In this tutorial you will learn how to write BigQuery SQL query and then use it as a custom query to create a Data Source in the Google Data Studio.
To understand the following steps it makes sense to gain an understanding of the structure of your data Ingenious provides in BigQuery.
It consists of two types of tables:
Fact tables (operational data)
Ad Impressions
Clicks
Untracked Requests
Conversions
Dimension tables (master data)
Advertisers
Partners
Entities
Ad Spaces
Conversion-Targets
Tracking-Categories
Creatives
Vouchers
More about facts and dimensions: https://www.geeksforgeeks.org/difference-between-fact-table-and-dimension-table/
The data in the fact tables are clearly structured and have a defined scheme. But it doesn’t contain much information about the master data like Advertiser’s name or URL. Instead it contains only IDs of master data. In order to present the Advertiser with its label instead of ID, it is necessary to to combine (JOIN) operational data with master data. During a JOIN, rows in two tables which have matching IDs are combined in a single row. Several reporting tools can do this immediately in the Report, but this feature is not available in most free tools. In example, Data Studio can combine (BLEND) only data sources with the same set of IDs and filters, which doesn’t allow to join at the same time multiple master data tables, i.E. Advertisers using advertiserId and Conversion Targets using targetId.

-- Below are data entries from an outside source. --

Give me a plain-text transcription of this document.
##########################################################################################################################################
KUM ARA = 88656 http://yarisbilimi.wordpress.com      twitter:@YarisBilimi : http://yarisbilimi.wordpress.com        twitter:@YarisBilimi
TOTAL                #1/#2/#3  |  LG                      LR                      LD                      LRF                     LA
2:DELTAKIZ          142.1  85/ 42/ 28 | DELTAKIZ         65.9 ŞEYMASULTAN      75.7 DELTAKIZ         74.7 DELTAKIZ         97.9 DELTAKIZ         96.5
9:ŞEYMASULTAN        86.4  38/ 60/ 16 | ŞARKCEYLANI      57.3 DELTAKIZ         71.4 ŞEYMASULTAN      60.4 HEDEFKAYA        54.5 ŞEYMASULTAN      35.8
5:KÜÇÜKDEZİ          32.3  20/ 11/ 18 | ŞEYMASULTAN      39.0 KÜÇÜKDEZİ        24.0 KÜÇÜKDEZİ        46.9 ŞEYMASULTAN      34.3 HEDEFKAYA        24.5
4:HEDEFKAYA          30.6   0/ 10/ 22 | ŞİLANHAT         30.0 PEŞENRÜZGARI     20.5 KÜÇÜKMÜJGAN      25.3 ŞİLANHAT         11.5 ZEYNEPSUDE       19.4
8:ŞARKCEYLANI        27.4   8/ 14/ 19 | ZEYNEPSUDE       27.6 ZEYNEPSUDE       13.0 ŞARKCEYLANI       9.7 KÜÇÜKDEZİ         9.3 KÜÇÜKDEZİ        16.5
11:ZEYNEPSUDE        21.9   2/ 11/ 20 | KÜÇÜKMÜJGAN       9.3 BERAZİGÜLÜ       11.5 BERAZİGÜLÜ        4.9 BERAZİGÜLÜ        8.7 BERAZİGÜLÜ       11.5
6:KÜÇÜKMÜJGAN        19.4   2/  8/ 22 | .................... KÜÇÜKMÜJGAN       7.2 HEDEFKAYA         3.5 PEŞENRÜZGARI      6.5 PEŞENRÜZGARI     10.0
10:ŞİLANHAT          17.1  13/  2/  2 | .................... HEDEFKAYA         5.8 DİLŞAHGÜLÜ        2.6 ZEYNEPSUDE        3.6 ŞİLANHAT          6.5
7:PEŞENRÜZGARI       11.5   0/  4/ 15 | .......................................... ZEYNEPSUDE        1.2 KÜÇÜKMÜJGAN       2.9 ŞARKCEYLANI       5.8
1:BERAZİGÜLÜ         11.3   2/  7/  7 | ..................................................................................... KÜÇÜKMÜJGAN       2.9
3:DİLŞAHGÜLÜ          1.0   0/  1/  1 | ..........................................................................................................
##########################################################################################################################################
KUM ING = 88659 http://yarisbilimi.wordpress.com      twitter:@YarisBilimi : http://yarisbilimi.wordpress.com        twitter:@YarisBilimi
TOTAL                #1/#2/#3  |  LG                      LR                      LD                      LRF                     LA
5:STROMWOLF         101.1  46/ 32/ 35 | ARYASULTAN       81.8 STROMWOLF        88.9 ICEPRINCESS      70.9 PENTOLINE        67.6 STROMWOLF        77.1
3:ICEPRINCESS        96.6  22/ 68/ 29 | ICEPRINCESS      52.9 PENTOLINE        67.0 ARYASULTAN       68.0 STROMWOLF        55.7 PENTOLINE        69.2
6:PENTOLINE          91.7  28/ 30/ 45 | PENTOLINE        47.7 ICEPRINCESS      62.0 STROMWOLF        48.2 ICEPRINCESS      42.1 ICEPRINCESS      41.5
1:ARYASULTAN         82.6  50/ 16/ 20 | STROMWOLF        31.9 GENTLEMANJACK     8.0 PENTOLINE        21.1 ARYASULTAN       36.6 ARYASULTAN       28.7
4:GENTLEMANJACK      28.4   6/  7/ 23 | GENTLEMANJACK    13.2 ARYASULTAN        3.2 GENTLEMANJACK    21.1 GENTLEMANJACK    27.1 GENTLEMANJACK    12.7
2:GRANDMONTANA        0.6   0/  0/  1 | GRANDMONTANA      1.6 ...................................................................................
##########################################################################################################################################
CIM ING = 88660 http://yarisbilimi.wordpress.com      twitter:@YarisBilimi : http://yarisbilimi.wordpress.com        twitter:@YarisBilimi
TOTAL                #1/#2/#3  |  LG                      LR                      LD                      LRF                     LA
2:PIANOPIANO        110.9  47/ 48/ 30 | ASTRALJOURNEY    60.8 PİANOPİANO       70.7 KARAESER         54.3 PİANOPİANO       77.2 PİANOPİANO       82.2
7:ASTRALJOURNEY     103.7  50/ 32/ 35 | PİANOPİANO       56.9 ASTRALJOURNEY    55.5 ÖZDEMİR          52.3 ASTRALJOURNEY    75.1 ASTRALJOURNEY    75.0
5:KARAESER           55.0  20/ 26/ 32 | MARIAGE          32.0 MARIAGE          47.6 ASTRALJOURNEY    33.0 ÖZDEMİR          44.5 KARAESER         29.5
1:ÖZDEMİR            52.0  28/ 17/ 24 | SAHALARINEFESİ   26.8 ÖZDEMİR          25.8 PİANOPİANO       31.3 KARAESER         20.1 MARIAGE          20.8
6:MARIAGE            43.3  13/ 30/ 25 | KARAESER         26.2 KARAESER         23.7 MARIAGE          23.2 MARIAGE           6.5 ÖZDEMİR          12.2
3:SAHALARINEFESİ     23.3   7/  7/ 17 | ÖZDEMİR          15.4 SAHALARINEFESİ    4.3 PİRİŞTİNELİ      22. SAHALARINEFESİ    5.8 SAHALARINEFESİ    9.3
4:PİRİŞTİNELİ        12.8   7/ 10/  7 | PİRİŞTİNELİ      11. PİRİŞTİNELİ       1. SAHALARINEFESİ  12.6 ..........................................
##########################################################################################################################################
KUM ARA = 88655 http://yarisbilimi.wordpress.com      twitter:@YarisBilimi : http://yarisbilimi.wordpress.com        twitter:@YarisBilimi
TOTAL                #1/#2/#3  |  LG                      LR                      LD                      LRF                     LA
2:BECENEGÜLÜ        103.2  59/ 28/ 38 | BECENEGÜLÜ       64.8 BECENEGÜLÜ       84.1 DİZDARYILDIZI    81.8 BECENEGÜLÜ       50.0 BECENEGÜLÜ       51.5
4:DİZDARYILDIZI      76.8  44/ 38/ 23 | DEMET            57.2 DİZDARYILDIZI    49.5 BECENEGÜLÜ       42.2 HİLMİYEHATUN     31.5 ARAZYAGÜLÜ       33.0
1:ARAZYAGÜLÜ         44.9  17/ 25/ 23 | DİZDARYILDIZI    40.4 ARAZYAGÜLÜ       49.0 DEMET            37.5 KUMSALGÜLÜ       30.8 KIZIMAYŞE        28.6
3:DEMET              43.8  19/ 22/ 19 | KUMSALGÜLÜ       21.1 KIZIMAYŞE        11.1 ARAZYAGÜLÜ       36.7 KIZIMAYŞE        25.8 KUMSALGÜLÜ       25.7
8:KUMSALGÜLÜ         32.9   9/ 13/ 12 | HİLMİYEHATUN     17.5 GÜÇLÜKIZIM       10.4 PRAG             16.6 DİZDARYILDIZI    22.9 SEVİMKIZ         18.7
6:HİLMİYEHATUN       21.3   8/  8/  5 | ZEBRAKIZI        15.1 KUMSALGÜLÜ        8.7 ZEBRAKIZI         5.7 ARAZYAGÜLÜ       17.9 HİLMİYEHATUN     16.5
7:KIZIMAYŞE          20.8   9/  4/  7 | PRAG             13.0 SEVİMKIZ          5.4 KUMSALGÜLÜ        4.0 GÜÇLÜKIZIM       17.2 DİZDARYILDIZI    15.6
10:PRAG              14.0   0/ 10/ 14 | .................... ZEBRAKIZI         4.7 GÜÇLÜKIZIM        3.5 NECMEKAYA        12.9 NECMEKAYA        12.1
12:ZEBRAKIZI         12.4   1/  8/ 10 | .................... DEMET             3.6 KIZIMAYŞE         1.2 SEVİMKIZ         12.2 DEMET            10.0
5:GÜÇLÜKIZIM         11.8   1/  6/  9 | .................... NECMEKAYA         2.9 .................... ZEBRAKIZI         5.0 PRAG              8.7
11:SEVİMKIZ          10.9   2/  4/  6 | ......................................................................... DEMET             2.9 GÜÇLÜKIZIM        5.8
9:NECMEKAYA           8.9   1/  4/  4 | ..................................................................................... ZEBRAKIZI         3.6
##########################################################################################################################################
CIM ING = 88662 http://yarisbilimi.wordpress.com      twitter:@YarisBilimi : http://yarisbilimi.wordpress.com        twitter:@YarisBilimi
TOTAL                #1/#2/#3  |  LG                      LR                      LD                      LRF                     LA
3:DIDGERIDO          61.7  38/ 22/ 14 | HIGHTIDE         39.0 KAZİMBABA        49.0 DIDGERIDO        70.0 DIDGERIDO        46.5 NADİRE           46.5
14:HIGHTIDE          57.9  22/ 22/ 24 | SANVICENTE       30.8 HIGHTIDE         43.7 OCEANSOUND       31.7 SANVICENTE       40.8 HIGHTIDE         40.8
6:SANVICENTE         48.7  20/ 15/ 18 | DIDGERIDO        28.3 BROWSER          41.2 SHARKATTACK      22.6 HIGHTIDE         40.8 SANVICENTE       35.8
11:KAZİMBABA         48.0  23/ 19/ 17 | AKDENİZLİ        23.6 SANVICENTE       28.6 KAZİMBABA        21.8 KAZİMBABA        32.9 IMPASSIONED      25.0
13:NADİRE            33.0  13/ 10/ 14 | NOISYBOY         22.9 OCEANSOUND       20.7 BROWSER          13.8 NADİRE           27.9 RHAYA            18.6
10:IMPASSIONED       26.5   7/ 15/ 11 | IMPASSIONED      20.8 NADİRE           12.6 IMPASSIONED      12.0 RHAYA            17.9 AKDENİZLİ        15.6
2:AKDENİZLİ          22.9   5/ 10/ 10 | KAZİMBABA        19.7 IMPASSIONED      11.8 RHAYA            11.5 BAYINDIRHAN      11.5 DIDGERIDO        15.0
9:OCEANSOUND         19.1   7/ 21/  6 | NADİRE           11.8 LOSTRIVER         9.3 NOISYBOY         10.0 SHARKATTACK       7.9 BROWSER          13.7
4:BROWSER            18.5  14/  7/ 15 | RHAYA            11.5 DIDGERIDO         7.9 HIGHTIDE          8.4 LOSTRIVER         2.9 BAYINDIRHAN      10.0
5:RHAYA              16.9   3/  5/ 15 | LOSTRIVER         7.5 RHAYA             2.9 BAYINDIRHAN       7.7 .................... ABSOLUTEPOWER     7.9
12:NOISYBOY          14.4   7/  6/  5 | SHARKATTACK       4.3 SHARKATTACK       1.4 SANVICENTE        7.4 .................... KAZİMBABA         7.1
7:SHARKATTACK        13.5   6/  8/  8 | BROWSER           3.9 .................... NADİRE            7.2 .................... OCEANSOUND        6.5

For better clarity we will build the Query bottom up using Common Table Expressions (CTE, see https://cloud.google.com/bigquery/docs/reference/standard-sql/query-syntax#with-clause) which looks like
WITH alias AS ( SELECT * FROM first_table ) SELECT * FROM alias; |
This allows us to threat the query like a pipeline and go step by step from simply to more complicated query.
With the first query you can generally access fact tables. In most cases, fact tables in BigQuery are partitioned to increase query efficiency and reduce costs. Therefore, it is always necessary to specify a restriction in the "WHERE" part of the SQL query. Your fact tables are partitioned by date, i.E. the table finance_conversion is partitioned by the date of tracked timestamp trackedAt.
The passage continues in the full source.